Judge Fernando Andreu is looking into whether crimes against humanity were committed when the troops took control of Camp Ashraf in Diyala province.

He said he had summoned Diyala's police chief to Madrid to answer questions.

Under Spain's universal justice doctrine, grave crimes committed in other countries can be prosecuted.

Judge Andreu said that the Geneva Convention applied to the case, as it addresses the protection of civilians in wartime.

Another factor was that Iraq was not investigating the incident properly, he added.

Diyala's police chief, Gen Abdul Hussein al-Shemmari, is accused of directing the attack at Camp Ashraf, where more than 3,000 members of the banned opposition group, the People's Mujahideen of Iran (PMOI), had been confined by the US military since the invasion in 2003.

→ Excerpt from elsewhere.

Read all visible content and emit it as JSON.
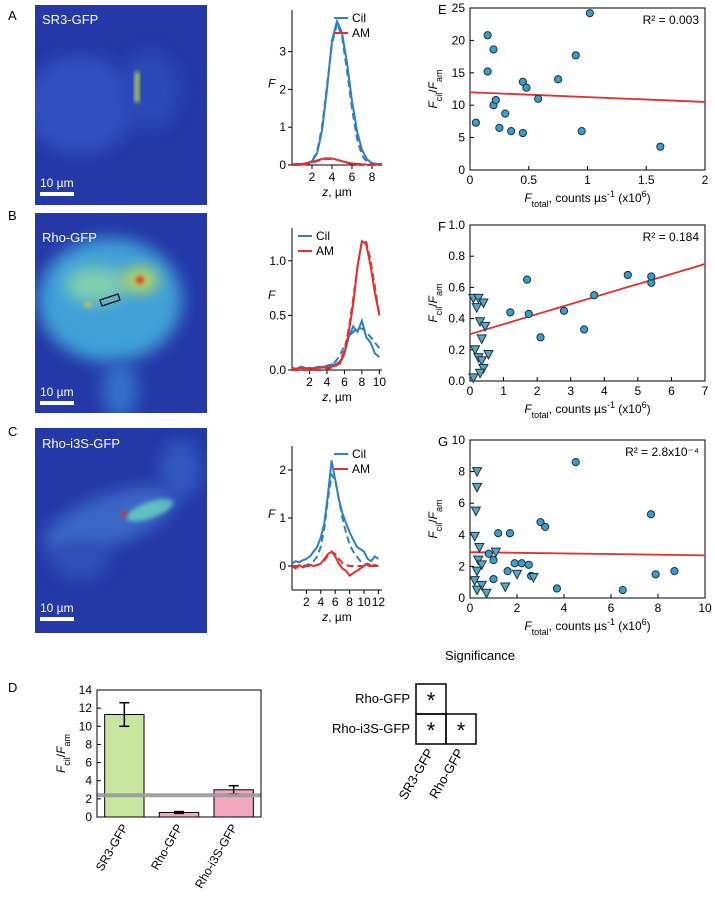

The complaint filed by Spanish human rights lawyers on behalf of relatives of the victims alleges that police and soldiers shot and beat unarmed residents of the camp so they could clear a space to build a police station there.

The US military was not notified of the operation.

Gen Shemmari has denied any involvement. Iraqi officials have blamed the exiles for the violence, saying they threw stones and petrol bombs.

The PMOI, also known as Mojahedin-e Khalq, is considered a terrorist group by the US and Iran.

It set up Camp Ashraf in Iraq in the 1980s and was welcomed by then-President Saddam Hussein, who was fighting a war against Iran.

The PMOI's military wing fought alongside Iraqi soldiers.